Uma das marcas características dos regimes autoritários é a dissolução
de identidades. Essa dissolução está a serviço de outra igualmente perversa: a
dissolução da percepção das diferenças. Os incontáveis gestos políticos do atual
governo no sentido de eliminar uma série de programas destinados a diminuir
desigualdades sociais são a expressão manifesta de uma visão autoritária e
excludente, segundo a qual vivemos todos sob as mesmas condições. Não
vivemos. As condições de vida do operário que recebe vale-refeição ou do
professor que recebe o piso nacional não são iguais às de um banqueiro a quem
o Estado paga juros sobre juros, nem às do juiz que recebe auxílio-moradia do
mesmo Estado – que deveria proteger os vulneráveis. Um Governo que ignora
essas diferenças e as prioridades correspondentes, tratando a todos de igual
forma, não governa para o bem-estar social.
Neste momento da vida brasileira, em que o comando da nação foi
tomado de assalto por um grupo ativamente empenhado na promoção de um
retrocesso sem precedentes desde o restabelecimento de nossa democracia, nós,
professores do Instituto de Letras da Universidade Federal do Rio Grande do
Sul abaixo assinados, desejamos tornar público nosso mais absoluto repúdio ao
governo provisório, que se instalou a partir da derrubada de uma Presidenta
democraticamente eleita pelo voto popular.
A Universidade, ambiente sensível à rarefação das condições materiais e
morais para a experiência da razão, e de tudo que dela decorre como produto
social, não pode e não deve se calar diante de um governo que, por tudo a que
temos assistido, é o resultado de uma conspiração destinada a salvaguardar
interesses particulares, que nada têm a ver com aqueles que devem nortear os
rumos da nação brasileira. O silêncio da Universidade seria a renúncia a sua
identidade humanista, amparada no exercício da consciência e da cidadania e
comprometida com a defesa da pluralidade e da diversidade.

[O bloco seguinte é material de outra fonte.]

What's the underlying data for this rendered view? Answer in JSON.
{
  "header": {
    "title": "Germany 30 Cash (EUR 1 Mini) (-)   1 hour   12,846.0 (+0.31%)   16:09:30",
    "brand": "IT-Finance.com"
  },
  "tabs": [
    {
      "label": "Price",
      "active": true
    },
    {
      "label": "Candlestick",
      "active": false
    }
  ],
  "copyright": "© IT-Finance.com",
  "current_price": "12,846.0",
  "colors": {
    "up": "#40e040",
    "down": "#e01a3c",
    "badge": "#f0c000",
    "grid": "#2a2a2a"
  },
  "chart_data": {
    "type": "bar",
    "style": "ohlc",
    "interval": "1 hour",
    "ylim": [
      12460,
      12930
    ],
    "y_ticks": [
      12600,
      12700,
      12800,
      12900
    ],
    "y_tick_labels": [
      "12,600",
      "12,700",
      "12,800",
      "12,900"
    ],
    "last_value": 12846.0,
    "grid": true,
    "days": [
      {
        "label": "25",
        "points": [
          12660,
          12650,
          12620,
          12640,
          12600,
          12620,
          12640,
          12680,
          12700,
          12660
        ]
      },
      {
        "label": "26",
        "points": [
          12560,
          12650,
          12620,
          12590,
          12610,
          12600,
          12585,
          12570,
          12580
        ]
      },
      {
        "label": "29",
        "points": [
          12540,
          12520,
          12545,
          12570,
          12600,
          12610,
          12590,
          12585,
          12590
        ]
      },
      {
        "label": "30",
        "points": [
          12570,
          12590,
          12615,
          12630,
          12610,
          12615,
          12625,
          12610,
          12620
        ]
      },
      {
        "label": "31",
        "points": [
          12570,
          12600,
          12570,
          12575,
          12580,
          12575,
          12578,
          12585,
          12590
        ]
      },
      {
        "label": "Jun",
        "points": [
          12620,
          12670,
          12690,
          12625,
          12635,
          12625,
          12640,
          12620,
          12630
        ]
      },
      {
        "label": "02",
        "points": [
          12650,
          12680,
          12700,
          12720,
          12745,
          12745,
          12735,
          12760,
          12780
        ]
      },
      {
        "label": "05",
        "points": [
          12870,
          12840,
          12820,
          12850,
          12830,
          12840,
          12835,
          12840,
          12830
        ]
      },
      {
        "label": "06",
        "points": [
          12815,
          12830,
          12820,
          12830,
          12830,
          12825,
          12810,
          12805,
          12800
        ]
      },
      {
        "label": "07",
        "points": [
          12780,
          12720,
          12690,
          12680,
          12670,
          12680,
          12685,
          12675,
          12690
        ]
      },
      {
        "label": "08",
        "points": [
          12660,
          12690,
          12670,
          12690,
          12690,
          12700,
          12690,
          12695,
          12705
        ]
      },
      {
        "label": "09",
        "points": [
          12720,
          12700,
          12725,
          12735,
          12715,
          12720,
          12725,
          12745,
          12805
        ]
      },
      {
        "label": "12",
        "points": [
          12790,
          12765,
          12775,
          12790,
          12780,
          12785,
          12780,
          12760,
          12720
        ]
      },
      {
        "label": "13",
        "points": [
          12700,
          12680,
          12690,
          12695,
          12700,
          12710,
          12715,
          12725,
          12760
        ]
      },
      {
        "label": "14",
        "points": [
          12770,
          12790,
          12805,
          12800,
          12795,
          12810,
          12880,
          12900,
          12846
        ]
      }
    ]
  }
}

Ciente, e temeroso, do papel da Universidade, o governo provisório não
tem poupado esforços no sentido de atacar os avanços capitaneados pelo
ambiente acadêmico na esfera da ação social. Naquilo que afeta de modo mais
expressivo a sensibilidade daqueles que atuam na área de Letras, as extinções
dos Ministérios da Cultura e da Ciência, Tecnologia e Inovação são as facetas
mais evidentes de um projeto comprometido com o aniquilamento da ciência e
da cultura em suas acepções mais amplas. Vale mencionar ainda o
desmantelamento de importantes iniciativas do governo anterior, como a ampla
discussão com professores e pesquisadores em Educação sobre a Base Nacional
Comum Curricular, articulação fundamental entre governo e universidades na
busca da excelência de ensino no País. Outra frente comprometida com o atraso
tem sido a base parlamentar de apoio ao governo provisório, responsável pela
submissão de um conjunto de projetos de lei que ferem brutalmente a liberdade
de cátedra, numa evidente tentativa de tornar a escola e a academia espaços de
reprodução mecânica de conteúdos, incapazes de promover a formação de
cidadãos verdadeiramente inteligentes e críticos, tão inconvenientes aos
regimes autoritários, como o que ora se instala de modo ilegítimo na direção do
País.
Na visão dos professores que subscrevem este documento, o cenário
apenas esboçado neste manifesto é preocupante. Estamos vivendo um
momento crucial para a manutenção da democracia no Brasil, em que é
necessário refletir sobre os rumos que a nação começou a tomar a partir de uma
ruptura injustificável. As consequências do silêncio e da inação, neste momento,
podem custar caro à nossa democracia, que, apesar de suas fragilidades
inegáveis, vinha se consolidando como um espaço para o jogo negociado de
interesses dos atores que compõem a sociedade brasileira.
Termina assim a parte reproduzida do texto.